Of late, I have been trying to understand "Bloom Filters" and the reason why they are used in many popular NoSQL datastores such as Cassandra, HBase, etc.  Even Google Chrome brower uses it to match URLs of malicious sites.

So what exactly is a Bloom filter? A Bloom filter is a data-structure; essentially a byte array (aka byte vector). Using a bloom filter, we can quickly test for the containment of a particular element in a given set. For e.g. Suppose you have a set of 100K URLs that are malicious. How do you check if the entered URL belongs to the list? You can store all the 100K URLs in memory and iterate through them, but that would be expensive in terms of CPU cycles and memory requirements.

A Bloom filter is a very simple and efficient way to test for containment - with a one-sided error probability. What this means is that if the Bloom filter states that an element is NOT present in the list, then it is 100% true. But if it returns true for the containment test, then it means that the element "MAY" be there; i.e. you could have the risk of a 'false positive'. You can design your Bloom filter data structure in such a way, so that you can predict the probability of 'false positives'; for e.g. 3% probability in a set of 100 million entries. Hence a bloom filter can return 'false positives' but cannot return 'false negatives'.

With the above understanding, you can guess why Bloom filters are popular with NoSQL data-stores. It is used to quickly check whether a row exists in the database or not, before going for disk-access.

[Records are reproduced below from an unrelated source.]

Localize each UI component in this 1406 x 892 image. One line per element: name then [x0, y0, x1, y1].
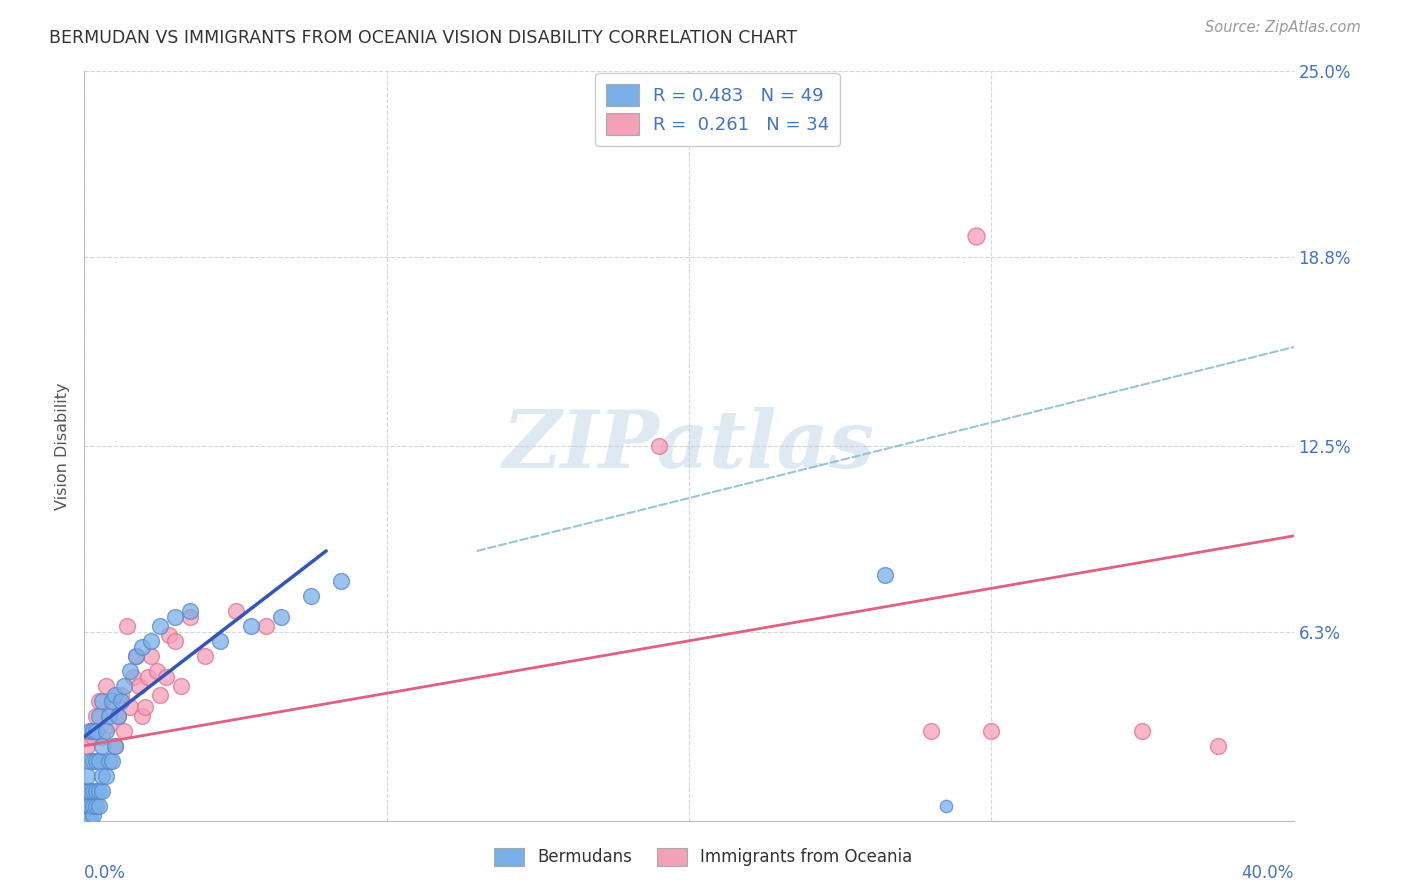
Point: [79, 723, 101, 738]
Point: [86, 783, 108, 797]
Point: [86, 723, 108, 738]
Point: [100, 754, 122, 768]
Point: [136, 670, 159, 684]
Point: [104, 739, 127, 753]
Legend: R = 0.483   N = 49, R =  0.261   N = 34: R = 0.483 N = 49, R = 0.261 N = 34: [595, 73, 839, 145]
Point: [146, 664, 169, 678]
Point: [94, 679, 117, 693]
Point: [139, 633, 162, 648]
Point: [79, 723, 101, 738]
Point: [82, 723, 104, 738]
Point: [91, 739, 114, 753]
Point: [209, 633, 232, 648]
Point: [82, 754, 104, 768]
Point: [270, 610, 292, 624]
Text: Source: ZipAtlas.com: Source: ZipAtlas.com: [1205, 20, 1361, 35]
Point: [225, 604, 247, 618]
Point: [194, 648, 217, 663]
Point: [254, 619, 277, 633]
Point: [82, 807, 104, 822]
Point: [107, 708, 129, 723]
Point: [155, 670, 177, 684]
Point: [299, 589, 322, 603]
Point: [89, 798, 111, 813]
Point: [76, 769, 98, 783]
Point: [125, 648, 148, 663]
Point: [97, 754, 120, 768]
Point: [91, 730, 114, 744]
Point: [104, 739, 127, 753]
Point: [79, 783, 101, 797]
Point: [100, 699, 122, 714]
Point: [935, 798, 957, 813]
Point: [89, 708, 111, 723]
Point: [134, 699, 156, 714]
Point: [165, 610, 187, 624]
Legend: Bermudans, Immigrants from Oceania: Bermudans, Immigrants from Oceania: [485, 839, 921, 875]
Point: [91, 783, 114, 797]
Point: [179, 604, 201, 618]
Point: [94, 723, 117, 738]
Point: [79, 811, 101, 825]
Point: [79, 754, 101, 768]
Point: [89, 754, 111, 768]
Point: [118, 664, 141, 678]
Point: [82, 798, 104, 813]
Point: [82, 783, 104, 797]
Point: [131, 640, 153, 654]
Point: [91, 694, 114, 708]
Text: ZIPatlas: ZIPatlas: [503, 408, 875, 484]
Point: [91, 769, 114, 783]
Point: [86, 708, 108, 723]
Point: [94, 769, 117, 783]
Point: [97, 717, 120, 731]
Point: [875, 567, 897, 582]
Point: [118, 699, 141, 714]
Point: [1206, 739, 1229, 753]
Point: [89, 694, 111, 708]
Point: [965, 229, 987, 244]
Point: [76, 783, 98, 797]
Point: [97, 708, 120, 723]
Point: [115, 619, 138, 633]
Point: [76, 811, 98, 825]
Point: [139, 648, 162, 663]
Point: [648, 439, 671, 453]
Point: [110, 688, 132, 702]
Point: [125, 648, 148, 663]
Text: 0.0%: 0.0%: [84, 864, 127, 882]
Point: [79, 798, 101, 813]
Text: BERMUDAN VS IMMIGRANTS FROM OCEANIA VISION DISABILITY CORRELATION CHART: BERMUDAN VS IMMIGRANTS FROM OCEANIA VISI…: [49, 29, 797, 46]
Point: [170, 679, 193, 693]
Point: [86, 798, 108, 813]
Point: [86, 754, 108, 768]
Point: [110, 694, 132, 708]
Point: [82, 730, 104, 744]
Point: [149, 688, 172, 702]
Point: [1130, 723, 1153, 738]
Point: [920, 723, 942, 738]
Y-axis label: Vision Disability: Vision Disability: [55, 383, 70, 509]
Point: [131, 708, 153, 723]
Point: [100, 694, 122, 708]
Point: [239, 619, 262, 633]
Point: [104, 688, 127, 702]
Point: [128, 679, 150, 693]
Point: [980, 723, 1002, 738]
Point: [112, 679, 135, 693]
Point: [179, 610, 201, 624]
Point: [107, 708, 129, 723]
Point: [157, 628, 180, 642]
Point: [165, 633, 187, 648]
Point: [121, 670, 143, 684]
Point: [112, 723, 135, 738]
Point: [330, 574, 353, 588]
Point: [76, 739, 98, 753]
Text: 40.0%: 40.0%: [1241, 864, 1294, 882]
Point: [149, 619, 172, 633]
Point: [76, 798, 98, 813]
Point: [89, 783, 111, 797]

The following articles would give you a quick understading of how Bloom Filters work:
http://billmill.org/bloomfilter-tutorial/
http://www.michaelnielsen.org/ddi/why-bloom-filters-work-the-way-they-do/

In a nutshell, in simple terms the following steps are taken:
  1. Take a byte array (all elements of the array set to 0)
  2. For each element in your set, do the following:
    • Hash the element k times (with different hash algorithms). Let's say you hashed it 2 times and the values were 7 and 10. Set the bits at these indexes in the byte array to 1. 
    • Do this for all the elements in the set. Thus you would end up with the byte array (Bloom filter) having 0s and 1s scattered around. 
  3. Now to test whether an element is present in the set of not, we hash the element using the same hash functions. Now check if there is a 1 or 0 in the Bloom filter at those index positions. If there is a 0, that means the element is definitely not in the list. If there is a 1, then the element may be there and you can proceed with the costly disk-access or service call. 
This stackoverflow discussion also has a good explanation of how bloom filters work.
Google's popular Guava library aslo has a Bloom Filter class that be used in Java projects. The trick is to select the right size of the byte array and the hash functions to use for excellent performance.